Find all $f(x)$ if $f(1-x)=f(x)+1-2x$?

Question

To find one solution I assumed that $f$ is even and rewrote this as $f(x-1)-f(x)+2x=1.$ By just thinking about a solution, I was able to conclude that $f(x)=x^2$ is a solution.
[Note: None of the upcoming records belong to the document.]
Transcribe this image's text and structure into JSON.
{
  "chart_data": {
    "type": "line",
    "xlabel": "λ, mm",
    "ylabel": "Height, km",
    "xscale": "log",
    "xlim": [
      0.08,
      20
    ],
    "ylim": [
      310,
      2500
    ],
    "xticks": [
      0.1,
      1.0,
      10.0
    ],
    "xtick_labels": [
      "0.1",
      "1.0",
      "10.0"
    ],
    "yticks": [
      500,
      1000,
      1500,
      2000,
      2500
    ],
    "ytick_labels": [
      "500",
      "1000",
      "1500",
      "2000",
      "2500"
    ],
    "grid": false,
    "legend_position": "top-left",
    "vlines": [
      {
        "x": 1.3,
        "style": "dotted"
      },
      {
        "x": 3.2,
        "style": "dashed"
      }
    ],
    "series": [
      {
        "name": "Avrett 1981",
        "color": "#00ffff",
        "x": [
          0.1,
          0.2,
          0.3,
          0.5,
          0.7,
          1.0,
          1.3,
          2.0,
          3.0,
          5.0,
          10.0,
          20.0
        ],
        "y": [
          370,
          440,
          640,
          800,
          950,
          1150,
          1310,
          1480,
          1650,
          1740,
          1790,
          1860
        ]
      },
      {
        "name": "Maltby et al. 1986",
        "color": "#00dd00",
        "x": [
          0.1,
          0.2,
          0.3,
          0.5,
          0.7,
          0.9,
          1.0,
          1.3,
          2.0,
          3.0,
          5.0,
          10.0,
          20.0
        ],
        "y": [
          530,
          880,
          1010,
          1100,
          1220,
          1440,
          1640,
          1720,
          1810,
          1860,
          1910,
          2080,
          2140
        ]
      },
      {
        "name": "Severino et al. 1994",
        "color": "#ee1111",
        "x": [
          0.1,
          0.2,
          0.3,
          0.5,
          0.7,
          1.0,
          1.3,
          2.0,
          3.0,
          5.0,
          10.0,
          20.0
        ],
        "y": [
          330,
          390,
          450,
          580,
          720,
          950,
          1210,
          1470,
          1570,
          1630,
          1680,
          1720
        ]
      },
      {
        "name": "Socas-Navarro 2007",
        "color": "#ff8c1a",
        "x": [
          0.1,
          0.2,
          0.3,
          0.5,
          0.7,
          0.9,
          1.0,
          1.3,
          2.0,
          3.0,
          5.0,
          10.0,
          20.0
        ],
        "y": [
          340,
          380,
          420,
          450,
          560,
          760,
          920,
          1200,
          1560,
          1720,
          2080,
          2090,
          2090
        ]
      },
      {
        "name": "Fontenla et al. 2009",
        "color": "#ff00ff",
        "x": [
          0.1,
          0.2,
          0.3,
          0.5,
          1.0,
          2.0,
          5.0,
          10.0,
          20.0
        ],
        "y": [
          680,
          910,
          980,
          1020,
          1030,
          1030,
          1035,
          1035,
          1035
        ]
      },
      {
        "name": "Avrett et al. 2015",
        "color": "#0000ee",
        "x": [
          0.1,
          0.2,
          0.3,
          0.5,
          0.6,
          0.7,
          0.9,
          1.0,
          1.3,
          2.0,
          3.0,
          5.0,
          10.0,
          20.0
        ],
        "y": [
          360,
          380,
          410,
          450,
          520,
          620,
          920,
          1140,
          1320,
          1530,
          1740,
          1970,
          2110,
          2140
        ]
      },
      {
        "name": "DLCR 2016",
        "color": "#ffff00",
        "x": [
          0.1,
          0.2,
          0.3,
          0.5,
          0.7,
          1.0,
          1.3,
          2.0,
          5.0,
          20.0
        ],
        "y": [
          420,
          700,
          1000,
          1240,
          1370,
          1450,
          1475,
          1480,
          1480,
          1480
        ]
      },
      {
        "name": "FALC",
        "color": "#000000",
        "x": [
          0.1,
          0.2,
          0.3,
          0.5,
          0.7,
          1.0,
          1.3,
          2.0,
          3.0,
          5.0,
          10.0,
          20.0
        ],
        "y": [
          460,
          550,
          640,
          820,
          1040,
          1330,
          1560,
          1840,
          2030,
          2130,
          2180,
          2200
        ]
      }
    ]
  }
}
However, I am sure that there are more solutions but I don't know how to find them.

Answer 1

HINT:

As $f(x)-x=f(1-x)-(1-x),$ put $f(x)-x=g(x)$

I'm tempted to add this :

(As IvanLoh has pointed out), if we need $f(x)$ in polynomials

As $f(x)-f(1-x)=2x-1$ which is $O(x^1), f(x)$ can be at most Quadratic

Let $f(x)=ax^2+bx+c$

$\implies 2x-1=f(x)-f(1-x)=ax^2+bx+c-\{a(1-x)^2+b(1-x)+c\}$ $\implies 2x-1=-(a+b)+2(a+b)x^2$

Equating the constants $a+b=1$

and equating the coefficients of $x,a+b=1\implies b=1-a$

So, any $f(x)=ax^2+(1-a)x+c$ will satisfy the given condition

Answer 2

Hint: Let $f(x)=x^2+g(x)$. What properties must $g(x)$ have?